B2) ritenuto che le spese del giudizio di merito e quelle del giudizio di cassazione seguono la soccombenza e vanno liquidate come in dispositivo, in base alle tariffe professionali previste dall’ordinamento italiano con riferimento al giudizio di natura contenziosa (Cass. 2008/23397; 2008/25352), compensate per la meta’ quelle del giudizio di cassazione in conseguenza dell’accoglimento parziale del ricorso, con distrazione delle stesse in favore del difensore della ricorrente dichiaratosi antistatario.

P.Q.M.

LA CORTE dichiara inammissibile il primo motivo; rigetta, il secondo, il quinto, il sesto e il settimo motivo. Accoglie il terzo e il quarto motivo, assorbiti gli altri.

Cassa il decreto impugnato in ordine ai motivi accolti e, decidendo nel merito, condanna la Presidenza del Consiglio dei Ministri al pagamento in favore di M.R. della somma di Euro 5.083,00, oltre agli interessi legali a decorrere dalla domanda.

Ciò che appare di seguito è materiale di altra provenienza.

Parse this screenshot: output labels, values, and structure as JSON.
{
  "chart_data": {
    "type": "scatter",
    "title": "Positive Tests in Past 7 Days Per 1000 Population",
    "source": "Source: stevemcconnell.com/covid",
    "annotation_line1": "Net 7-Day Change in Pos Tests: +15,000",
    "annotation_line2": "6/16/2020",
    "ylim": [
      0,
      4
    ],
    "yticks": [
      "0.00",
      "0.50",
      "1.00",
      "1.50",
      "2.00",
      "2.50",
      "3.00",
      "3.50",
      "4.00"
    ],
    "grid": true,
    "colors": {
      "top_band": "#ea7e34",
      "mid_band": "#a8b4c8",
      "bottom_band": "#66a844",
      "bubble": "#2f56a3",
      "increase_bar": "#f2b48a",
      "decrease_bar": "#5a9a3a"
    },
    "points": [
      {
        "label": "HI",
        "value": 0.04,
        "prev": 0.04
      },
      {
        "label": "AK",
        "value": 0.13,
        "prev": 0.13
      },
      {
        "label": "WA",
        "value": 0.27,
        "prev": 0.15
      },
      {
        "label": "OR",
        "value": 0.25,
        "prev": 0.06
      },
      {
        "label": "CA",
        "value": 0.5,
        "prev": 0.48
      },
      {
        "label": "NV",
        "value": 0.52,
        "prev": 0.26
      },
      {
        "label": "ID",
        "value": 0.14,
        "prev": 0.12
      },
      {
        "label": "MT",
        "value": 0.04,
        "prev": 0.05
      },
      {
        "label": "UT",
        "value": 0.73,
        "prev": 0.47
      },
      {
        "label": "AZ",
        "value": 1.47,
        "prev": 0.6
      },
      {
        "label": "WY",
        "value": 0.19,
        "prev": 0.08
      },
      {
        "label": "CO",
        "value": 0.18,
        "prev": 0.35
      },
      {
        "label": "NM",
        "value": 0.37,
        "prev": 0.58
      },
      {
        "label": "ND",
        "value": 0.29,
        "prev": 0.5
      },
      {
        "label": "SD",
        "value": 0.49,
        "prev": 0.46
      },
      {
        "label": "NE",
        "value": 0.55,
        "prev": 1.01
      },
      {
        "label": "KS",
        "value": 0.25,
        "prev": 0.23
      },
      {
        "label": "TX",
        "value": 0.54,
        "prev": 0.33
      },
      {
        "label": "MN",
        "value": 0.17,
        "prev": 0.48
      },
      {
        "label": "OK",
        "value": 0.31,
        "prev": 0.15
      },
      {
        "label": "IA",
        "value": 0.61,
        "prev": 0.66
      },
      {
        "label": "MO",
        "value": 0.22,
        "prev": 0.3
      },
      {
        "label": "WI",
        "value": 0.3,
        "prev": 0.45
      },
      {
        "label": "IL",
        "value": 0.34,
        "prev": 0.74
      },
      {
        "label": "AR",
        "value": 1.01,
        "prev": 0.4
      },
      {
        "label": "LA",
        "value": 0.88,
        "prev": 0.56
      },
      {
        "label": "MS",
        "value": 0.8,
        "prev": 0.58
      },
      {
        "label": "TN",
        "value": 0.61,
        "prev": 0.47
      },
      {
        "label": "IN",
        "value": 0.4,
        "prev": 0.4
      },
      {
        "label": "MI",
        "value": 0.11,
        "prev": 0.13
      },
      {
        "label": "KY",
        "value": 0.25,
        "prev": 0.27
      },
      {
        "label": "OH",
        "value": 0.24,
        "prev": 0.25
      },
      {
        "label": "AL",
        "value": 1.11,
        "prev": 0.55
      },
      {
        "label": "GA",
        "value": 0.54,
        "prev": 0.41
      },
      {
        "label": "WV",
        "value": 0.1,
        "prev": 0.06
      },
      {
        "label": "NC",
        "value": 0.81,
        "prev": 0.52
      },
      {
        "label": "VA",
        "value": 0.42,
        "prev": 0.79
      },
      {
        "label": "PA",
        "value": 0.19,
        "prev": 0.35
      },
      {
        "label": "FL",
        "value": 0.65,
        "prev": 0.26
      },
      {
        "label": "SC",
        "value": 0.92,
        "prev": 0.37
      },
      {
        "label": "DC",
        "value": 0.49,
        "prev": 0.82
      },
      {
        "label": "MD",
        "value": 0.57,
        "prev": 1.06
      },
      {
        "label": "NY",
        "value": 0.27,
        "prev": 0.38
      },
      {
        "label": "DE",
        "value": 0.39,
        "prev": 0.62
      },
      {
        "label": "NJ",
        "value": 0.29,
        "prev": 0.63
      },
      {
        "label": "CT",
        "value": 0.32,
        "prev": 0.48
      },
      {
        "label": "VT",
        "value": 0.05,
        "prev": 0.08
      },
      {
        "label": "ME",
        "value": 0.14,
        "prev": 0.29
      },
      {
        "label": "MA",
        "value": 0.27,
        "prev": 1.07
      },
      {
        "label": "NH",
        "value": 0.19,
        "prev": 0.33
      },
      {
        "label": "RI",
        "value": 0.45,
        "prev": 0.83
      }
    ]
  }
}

Condanna inoltre la Presidenza soccombente al pagamento in favore della ricorrente delle spese del giudizio di merito, che si liquidano in Euro 873,00, di cui Euro 378,00 per competenze ed Euro 50,00 per esborsi, oltre a spese generali e accessori di legge, nonche’ di quelle del giudizio di cassazione, compensate per la meta’, che si liquidano per l’intero in Euro 525,00 di cui Euro 425,00 per onorari, oltre a spese generali e accessori di legge con distrazione, per le spese di entrambi i giudizi, in favore del difensore della ricorrente, avv. Alfonso Luigi Marra, dichiaratosi antistatario.

Cosi’ deciso in Roma, il 23 marzo 2010.